Çocuklar genellikle hoş olmayan konular hakkında konuşmakta zorlanırlar. Ancak açık tartışma, çocuğun zor veya utanç verici konularla başa çıkmasına ve mantıksız korkularını gidermesine yardımcı olabilir. Bir çocuğun kaygının normal olduğunu ve kaygı duygularının zamanla azalacağını bilmesi gerekir. Küçük yaşlardan itibaren çocuklarıyla rutin olarak zor konuları tartışan ebeveynler, çocuklarını genellikle ergenlik çağında karşılaştıkları karmaşık sorunlar hakkında konuşmaya daha açık bulurlar.

Ebeveynler zor konuları sessiz bir zamanda, güvenli ve rahat bir yerde ve çocuğun ilgi duyduğu bir zamanda tartışmalıdır. Ebeveynler sakin kalmalı, olgusal bilgiler sunmalı ve tüm dikkatlerini çocuğa vermelidir. Çocuğun söylediklerini “anlıyorum” gibi ifadelerle veya sessizce başını sallayarak kabul etmek, çocuğu kendine güvenmeye teşvik eder. Çocuğun söylediklerini geri yansıtmak da cesaret vericidir. Örneğin, bir çocuk boşanmayla ilgili öfkesinden bahsederse, bir ebeveyn “Yani boşanma seni kızdırıyor” veya “Bana bundan daha fazla bahset” diyebilir. Çocuğa nasıl hissettiğini sormak, hassas duyguların veya korkuların tartışılmasını da teşvik edebilir. Örneğin, boşanma sırasında velayet sahibi olmayan ebeveyn tarafından terk edilme korkusu veya boşanmaya neden olduğu için suçluluk duygusu.

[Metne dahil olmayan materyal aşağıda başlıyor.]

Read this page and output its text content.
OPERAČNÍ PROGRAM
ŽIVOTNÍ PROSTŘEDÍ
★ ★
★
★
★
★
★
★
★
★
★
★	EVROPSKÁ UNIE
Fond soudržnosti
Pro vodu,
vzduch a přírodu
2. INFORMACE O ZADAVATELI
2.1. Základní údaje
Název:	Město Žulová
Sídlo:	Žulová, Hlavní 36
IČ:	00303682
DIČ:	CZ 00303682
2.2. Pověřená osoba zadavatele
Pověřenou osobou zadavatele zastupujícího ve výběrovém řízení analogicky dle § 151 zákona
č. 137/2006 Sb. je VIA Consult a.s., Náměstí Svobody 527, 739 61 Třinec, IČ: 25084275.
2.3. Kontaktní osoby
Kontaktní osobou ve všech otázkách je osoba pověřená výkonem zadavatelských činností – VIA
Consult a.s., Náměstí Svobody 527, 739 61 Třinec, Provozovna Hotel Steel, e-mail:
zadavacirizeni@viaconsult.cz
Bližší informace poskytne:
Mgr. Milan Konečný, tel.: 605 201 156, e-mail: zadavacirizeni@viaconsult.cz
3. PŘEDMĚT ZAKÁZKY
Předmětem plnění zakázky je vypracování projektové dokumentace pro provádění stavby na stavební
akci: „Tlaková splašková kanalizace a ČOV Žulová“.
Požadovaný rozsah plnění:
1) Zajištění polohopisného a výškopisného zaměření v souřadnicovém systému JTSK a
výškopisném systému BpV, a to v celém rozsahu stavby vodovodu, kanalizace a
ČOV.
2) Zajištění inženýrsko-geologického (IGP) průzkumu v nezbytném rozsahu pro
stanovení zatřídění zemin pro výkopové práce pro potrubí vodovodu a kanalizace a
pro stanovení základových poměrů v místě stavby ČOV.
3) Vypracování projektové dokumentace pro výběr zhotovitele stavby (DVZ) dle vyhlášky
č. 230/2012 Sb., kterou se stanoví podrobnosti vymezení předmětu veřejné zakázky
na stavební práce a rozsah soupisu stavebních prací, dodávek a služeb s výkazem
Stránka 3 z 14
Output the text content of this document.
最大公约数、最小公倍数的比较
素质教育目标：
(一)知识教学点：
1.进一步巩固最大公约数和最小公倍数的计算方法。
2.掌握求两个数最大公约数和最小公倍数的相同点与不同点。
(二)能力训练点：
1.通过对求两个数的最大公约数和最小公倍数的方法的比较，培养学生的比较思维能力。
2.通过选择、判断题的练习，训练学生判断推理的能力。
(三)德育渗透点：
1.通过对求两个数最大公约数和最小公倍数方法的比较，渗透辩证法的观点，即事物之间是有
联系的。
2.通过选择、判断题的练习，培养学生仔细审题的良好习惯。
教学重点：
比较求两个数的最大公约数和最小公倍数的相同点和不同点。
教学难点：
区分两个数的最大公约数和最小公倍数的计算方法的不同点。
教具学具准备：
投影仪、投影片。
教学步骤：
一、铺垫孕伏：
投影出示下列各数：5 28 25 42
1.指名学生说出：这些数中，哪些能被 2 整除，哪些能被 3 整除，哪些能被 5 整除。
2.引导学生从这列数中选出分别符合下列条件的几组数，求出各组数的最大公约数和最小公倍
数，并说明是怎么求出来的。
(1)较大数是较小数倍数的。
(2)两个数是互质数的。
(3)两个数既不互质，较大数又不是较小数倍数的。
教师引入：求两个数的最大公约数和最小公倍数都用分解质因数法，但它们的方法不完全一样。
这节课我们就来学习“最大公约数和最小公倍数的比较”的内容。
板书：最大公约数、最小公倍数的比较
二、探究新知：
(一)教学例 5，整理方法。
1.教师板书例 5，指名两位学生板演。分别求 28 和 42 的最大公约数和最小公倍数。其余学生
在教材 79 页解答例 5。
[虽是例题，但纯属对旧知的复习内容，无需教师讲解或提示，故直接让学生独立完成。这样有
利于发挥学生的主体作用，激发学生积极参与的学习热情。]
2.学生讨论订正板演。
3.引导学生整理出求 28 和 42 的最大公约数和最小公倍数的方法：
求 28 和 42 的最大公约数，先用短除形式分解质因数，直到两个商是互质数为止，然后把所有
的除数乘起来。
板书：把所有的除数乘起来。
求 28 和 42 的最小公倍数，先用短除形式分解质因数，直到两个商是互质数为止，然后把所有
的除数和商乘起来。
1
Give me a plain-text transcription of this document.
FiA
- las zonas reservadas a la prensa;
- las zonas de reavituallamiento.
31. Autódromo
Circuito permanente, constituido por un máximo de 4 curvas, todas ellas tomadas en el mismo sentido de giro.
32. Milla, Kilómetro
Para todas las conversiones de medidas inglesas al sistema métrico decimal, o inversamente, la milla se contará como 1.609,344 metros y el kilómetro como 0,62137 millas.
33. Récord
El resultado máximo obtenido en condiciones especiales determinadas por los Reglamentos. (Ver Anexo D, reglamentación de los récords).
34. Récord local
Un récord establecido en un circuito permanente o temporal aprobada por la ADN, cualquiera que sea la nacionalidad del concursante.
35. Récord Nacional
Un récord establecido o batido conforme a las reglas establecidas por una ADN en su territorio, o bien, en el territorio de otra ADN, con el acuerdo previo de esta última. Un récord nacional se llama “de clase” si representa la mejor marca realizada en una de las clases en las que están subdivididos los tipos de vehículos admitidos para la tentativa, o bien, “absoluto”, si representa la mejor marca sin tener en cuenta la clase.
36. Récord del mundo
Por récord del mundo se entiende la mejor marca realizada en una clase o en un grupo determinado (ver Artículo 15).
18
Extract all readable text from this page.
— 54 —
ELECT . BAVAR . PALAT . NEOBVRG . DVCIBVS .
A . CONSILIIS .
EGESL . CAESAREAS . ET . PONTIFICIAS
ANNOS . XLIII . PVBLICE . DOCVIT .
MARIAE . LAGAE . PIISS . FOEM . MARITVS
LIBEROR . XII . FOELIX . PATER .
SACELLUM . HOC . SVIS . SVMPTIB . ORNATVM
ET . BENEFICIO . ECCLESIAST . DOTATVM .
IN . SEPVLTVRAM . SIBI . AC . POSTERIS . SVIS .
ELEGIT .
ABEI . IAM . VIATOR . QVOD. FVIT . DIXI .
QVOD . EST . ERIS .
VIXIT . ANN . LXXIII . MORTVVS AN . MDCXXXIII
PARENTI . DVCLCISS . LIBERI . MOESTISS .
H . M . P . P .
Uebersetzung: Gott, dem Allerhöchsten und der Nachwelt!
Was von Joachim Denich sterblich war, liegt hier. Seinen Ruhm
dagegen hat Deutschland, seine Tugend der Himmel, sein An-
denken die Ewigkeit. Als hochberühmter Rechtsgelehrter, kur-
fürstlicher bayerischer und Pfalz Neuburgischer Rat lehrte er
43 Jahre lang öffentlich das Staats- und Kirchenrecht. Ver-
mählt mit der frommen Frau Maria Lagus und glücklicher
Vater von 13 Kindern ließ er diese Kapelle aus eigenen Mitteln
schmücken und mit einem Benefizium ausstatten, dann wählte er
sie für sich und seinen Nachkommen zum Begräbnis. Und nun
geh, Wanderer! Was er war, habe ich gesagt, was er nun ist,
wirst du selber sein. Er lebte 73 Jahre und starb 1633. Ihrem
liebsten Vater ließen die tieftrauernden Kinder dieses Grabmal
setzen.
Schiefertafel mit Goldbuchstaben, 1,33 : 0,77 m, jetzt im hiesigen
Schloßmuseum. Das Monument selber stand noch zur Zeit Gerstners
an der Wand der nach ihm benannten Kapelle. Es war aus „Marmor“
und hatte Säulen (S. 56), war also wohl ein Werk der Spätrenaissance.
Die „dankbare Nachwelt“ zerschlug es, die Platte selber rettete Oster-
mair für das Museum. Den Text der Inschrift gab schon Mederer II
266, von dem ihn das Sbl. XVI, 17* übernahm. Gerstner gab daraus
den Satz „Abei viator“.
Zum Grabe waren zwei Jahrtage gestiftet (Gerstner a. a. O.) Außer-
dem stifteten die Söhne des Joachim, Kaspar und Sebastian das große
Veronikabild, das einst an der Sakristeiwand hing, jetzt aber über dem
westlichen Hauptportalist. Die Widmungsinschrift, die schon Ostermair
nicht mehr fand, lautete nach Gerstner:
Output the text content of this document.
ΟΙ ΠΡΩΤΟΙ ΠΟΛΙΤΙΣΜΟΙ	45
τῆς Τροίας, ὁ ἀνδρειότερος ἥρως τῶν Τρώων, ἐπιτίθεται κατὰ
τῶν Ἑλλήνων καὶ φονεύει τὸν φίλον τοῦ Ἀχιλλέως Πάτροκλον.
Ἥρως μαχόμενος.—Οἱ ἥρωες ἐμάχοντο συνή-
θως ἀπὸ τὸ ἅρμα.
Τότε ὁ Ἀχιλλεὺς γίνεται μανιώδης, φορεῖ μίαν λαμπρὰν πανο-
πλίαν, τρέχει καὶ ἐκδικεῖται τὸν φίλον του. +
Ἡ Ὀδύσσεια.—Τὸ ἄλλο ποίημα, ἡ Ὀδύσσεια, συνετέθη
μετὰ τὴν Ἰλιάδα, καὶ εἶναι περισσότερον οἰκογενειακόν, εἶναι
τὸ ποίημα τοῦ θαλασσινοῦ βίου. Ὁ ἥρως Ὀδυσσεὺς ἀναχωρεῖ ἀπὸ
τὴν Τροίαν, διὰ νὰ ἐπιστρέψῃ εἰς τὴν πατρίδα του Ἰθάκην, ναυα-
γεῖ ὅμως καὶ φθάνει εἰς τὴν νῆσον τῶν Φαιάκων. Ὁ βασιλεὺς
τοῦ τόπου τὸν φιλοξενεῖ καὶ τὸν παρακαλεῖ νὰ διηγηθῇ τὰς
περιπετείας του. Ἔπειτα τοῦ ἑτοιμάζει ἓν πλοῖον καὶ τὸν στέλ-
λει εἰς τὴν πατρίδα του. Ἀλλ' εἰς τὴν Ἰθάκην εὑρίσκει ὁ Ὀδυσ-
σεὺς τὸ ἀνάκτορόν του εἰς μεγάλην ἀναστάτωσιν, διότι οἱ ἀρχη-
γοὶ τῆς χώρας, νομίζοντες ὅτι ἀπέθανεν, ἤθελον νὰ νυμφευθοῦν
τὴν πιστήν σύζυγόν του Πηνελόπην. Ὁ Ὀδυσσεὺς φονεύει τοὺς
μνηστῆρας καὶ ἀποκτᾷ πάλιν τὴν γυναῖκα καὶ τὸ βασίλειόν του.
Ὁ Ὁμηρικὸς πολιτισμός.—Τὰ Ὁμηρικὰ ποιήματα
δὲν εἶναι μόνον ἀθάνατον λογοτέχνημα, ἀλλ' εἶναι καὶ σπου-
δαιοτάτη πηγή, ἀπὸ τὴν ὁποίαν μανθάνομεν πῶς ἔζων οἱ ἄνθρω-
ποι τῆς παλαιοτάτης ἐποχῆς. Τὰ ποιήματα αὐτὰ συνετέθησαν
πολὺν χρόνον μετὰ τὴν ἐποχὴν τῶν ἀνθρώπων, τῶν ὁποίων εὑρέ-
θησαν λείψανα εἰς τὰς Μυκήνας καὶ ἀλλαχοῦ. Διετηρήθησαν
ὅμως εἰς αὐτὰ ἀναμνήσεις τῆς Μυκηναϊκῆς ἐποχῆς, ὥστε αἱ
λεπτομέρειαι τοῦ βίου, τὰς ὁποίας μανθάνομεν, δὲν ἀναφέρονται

Ebeveynler, kendi duyguları hakkında konuşarak çocukları korkularını ve endişelerini kabul etmeye teşvik eder. Örneğin, boşanma konusunda bir ebeveyn, “Boşanmaya ben de üzüldüm. seni her zaman sev ve seninle ilgilen.” Bunu yaparak, ebeveynler kendi duygularını tartışabilir, güvence sunabilir ve boşanmanın onlar için doğru seçim olduğunu açıklayabilir. Pek çok çocuk, özellikle daha küçük olanlar, aynı mesajı tekrar tekrar duymaya ihtiyaç duyar. Ebeveynler, bu mesajların sunduğu güvencenin değerini hafife almamalıdır.

Bir ebeveyn, çocuğun kendi davranışının zor bir yönünü de ele almak zorunda kalabilir. Örneğin, çocuğunun veya ergenin uyuşturucu veya alkol kullandığından şüphelenen bir ebeveyn, sorunu doğrudan çocukla görüşmelidir. Bir ebeveyn, “Uyuşturucu kullandığından endişeleniyorum. Böyle hissediyorum çünkü…” diyebilir. Ebeveynin açık ve sakin bir şekilde konuşması, hem çocuğun davranışlarıyla ilgili endişelerini hem de desteklerini ve sevgilerini ifade etmesi önemlidir. Ebeveynin endişeleri dile getirildikten sonra çocuğa konuşma fırsatı sunulmalıdır. Çocuk ve ebeveyn, bir çocuk doktoru veya danışmanla randevuyu içerebilecek bir eylem planı geliştirmelidir.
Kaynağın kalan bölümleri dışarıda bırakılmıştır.